# Conditional probability given 2 scenarios: probability of meeting male and a female in the shop

#### Collins

##### New member
There are 4 books being sold in the bookshop : A, B, C, D.

We know that 20% of the male customers buy book A at least once a week, 55% buy book B at least once a week, 25% buy book C at least once a week and 15% buy book D at least once in a month.

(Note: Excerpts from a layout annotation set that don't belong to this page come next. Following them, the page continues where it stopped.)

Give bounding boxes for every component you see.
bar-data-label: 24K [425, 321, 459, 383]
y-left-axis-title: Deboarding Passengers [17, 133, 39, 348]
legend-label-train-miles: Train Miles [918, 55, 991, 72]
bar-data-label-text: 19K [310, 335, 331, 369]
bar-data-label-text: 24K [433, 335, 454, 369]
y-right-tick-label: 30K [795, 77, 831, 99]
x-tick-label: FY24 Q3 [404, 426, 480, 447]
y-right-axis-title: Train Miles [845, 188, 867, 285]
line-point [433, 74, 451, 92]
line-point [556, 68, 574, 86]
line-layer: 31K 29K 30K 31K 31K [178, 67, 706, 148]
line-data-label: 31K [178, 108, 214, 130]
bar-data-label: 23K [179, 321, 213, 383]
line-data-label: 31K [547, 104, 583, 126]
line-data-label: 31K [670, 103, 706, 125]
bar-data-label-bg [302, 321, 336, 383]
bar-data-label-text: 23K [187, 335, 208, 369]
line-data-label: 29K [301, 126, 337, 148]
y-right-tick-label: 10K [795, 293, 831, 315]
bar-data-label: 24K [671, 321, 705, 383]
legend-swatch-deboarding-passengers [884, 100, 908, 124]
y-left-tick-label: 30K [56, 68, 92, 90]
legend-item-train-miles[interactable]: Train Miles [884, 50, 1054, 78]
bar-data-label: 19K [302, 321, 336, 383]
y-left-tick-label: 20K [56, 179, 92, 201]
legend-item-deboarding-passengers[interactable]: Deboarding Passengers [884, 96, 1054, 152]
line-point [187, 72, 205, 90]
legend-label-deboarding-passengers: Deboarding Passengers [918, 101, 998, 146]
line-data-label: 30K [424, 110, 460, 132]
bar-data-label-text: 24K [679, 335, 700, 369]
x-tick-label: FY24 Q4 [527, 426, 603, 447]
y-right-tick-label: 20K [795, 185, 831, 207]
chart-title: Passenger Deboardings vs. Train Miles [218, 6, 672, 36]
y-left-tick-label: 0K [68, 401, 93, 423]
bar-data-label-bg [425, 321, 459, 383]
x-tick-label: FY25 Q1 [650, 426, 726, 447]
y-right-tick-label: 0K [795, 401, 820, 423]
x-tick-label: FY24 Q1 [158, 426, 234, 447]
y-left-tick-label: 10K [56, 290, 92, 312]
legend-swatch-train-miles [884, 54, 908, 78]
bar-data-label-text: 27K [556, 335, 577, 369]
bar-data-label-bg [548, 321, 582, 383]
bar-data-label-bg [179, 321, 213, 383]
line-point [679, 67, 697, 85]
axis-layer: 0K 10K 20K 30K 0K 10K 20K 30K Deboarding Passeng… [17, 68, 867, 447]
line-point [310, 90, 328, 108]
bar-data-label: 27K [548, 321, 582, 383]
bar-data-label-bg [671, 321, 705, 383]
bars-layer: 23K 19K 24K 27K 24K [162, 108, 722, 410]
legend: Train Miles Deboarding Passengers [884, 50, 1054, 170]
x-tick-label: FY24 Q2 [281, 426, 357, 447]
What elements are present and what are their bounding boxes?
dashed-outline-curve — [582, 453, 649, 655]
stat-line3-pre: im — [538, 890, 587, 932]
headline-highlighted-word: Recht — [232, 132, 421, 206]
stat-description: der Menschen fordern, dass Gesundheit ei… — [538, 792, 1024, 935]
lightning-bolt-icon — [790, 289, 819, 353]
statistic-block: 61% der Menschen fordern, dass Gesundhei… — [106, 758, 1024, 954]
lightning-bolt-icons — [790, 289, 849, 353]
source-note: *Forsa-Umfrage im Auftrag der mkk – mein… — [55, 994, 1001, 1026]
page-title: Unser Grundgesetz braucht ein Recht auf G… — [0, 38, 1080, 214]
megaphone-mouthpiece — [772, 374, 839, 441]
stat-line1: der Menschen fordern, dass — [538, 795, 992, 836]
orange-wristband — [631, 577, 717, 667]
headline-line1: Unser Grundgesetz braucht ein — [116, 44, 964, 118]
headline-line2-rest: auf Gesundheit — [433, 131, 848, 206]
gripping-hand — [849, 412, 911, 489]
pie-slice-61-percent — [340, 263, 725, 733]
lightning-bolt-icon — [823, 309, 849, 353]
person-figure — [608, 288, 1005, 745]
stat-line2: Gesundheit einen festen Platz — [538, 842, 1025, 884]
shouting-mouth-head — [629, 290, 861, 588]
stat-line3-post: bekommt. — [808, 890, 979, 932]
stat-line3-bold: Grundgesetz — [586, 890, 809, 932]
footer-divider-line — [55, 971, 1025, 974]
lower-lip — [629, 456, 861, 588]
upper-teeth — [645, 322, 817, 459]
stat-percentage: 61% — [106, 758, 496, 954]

We also know that 32% of the female customers by book A at least once a week, 80% buy book B at least once a week, 40% buy book C at least once a week and 65% buy book D at least once a week.

The ratio of male customers to female is 3 to 1.

The goal is to calculate a probability of meeting male and a female in the shop, given that each customer decided to purchase books A, B, C and the average frequency of shopping is once a week.

I believe the solution is to calculate joint probability of male and female probabilities of buying ABC set. Maybe I'm wrong so I could use some help. Also I'm not sure if shopping frequency matters.

#### Country Boy

##### Well-known member
MHB Math Helper

Yes, "the average frequency of shopping is once a week" matters because we are told how many of books A, B, and C are bought a week. (We are told the number of books, D, are bought in a month, but the question doesn't ask about "D".)

Imagine 10000 customers. "The ratio of male customers to female is 3 to 1." So there are (3/4)(10000)= 7500 male customers and 2500 female customers.

"We know that 20% of the male customers buy book A at least once a week, 55% buy book B at least once a week, 25% buy book C at least once a week and 15% buy book D at least once in a month."
So of the male customers 0.20(7500)= 1500 buy book A, 0.55(7500)= 4125 buy book B, 0.25(7500)= 1875 buy book C, and 0.15(7500)= 1125 buy book D.

"We also know that 32% of the female customers buy book A at least once a week, 80% buy book B at least once a week, 40% buy book C at least once a week and 65% buy book D at least once a week."
So of the female customers 0.32(2500)= 800 buy book A, 0.80(2500)= 2000 buy book B, .4(2500)= 1000 buy book C, and .65(2500)= 1625 buy book D.

A total of 1500+ 800= 2300 buy book A, 1500 of them men, 800 or them women. Given that a person buys book A the probability the person is male is $$\frac{1500}{2300}= 0.652$$ (rounded) and the probability the person is female is $$\frac{800}{2300}= 0.348$$. Of course, 0.348= 1- 0.652.

A total of 4125+ 2000= 6125 buy book B, 4125 of them men, 2000 of them women . Given that a person buys book B the probability the person is male is $$\frac{4125}{6125}= 0.673 and the probability the person is female is [tex]\frac{2000}{6125}= 0.327$$.

A total of 1875+ 1000= 2875 buy book C, 1875 of them men, 1000 of them women . Given that a person buys book C the probability the person is male is $$\frac{1875}{2875}= 0.652 and the probability the person is female is [tex]\frac{1000}{2875}= 0.348$$.

If you meant that, of the men, "15% buy book D at least once in a week" rather than "month" and intended to include people who bought book D, then a total of 1125+ 1625= 2750 buy book D, 1125 of them men, 1625 of them women. Given that a person buys book D, the probability the customer is a man is $$\frac{1125}{2750}= 0.409$$ and the probability the customer is a woman is $$\frac{1625}{2750}= 0.591$$.